Effective medium theory for superconducting layers: A systematic analysis including space correlation effects
S. Caprara, M. Grilli, L. Benfatto, and C. Castellani

TL;DR
This paper analyzes how mesoscopic inhomogeneities and space correlations influence the metal-superconductor transition in two-dimensional systems, highlighting the dominant role of disorder and explaining resistivity tail features.
Contribution
It introduces a systematic analysis combining numerical and effective medium approaches to study inhomogeneity effects on superconducting transitions.
Findings
Disorder primarily determines transition width.
Bimodal Tc distribution causes resistivity tails.
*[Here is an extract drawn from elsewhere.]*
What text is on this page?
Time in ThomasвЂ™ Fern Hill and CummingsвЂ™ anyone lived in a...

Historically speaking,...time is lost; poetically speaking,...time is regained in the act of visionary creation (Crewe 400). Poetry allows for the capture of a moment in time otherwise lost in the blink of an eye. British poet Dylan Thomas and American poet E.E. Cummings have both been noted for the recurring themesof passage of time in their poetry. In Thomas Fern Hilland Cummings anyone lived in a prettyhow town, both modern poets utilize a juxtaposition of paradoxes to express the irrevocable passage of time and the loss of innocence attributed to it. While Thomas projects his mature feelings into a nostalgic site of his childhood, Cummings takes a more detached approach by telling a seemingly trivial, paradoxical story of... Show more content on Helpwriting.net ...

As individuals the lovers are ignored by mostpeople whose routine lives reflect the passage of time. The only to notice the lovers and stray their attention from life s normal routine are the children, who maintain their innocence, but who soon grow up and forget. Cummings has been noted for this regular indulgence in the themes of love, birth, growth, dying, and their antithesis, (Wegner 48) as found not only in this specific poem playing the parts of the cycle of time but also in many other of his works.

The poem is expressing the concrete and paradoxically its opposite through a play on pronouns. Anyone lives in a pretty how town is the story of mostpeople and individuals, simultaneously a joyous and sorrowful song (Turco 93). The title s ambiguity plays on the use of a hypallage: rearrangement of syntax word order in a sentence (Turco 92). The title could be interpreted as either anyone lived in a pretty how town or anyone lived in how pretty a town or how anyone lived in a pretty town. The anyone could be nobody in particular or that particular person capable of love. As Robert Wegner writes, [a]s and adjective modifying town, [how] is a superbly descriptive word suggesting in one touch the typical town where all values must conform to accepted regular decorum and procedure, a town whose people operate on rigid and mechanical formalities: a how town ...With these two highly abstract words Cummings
Space correlations influence local superconducting properties.
Abstract
We investigate the effects of mesoscopic inhomogeneities on the metal-superconductor transition occurring in several two-dimensional electron systems. Specifically, as a model of systems with mesoscopic inhomogeneities, we consider a random-resistor network, which we solve both with an exact numerical approach and by the effective medium theory. We find that the width of the transition in these two-dimensional superconductors is mainly ruled by disorder rather than by fluctuations. We also find that "tail" features in resistivity curves of interfaces between LaAlO3 or LaTiO3 and SrTiO3 can arise from a bimodal distribution of mesoscopic local Tc's and/or substantial space correlations between the mesoscopic domains.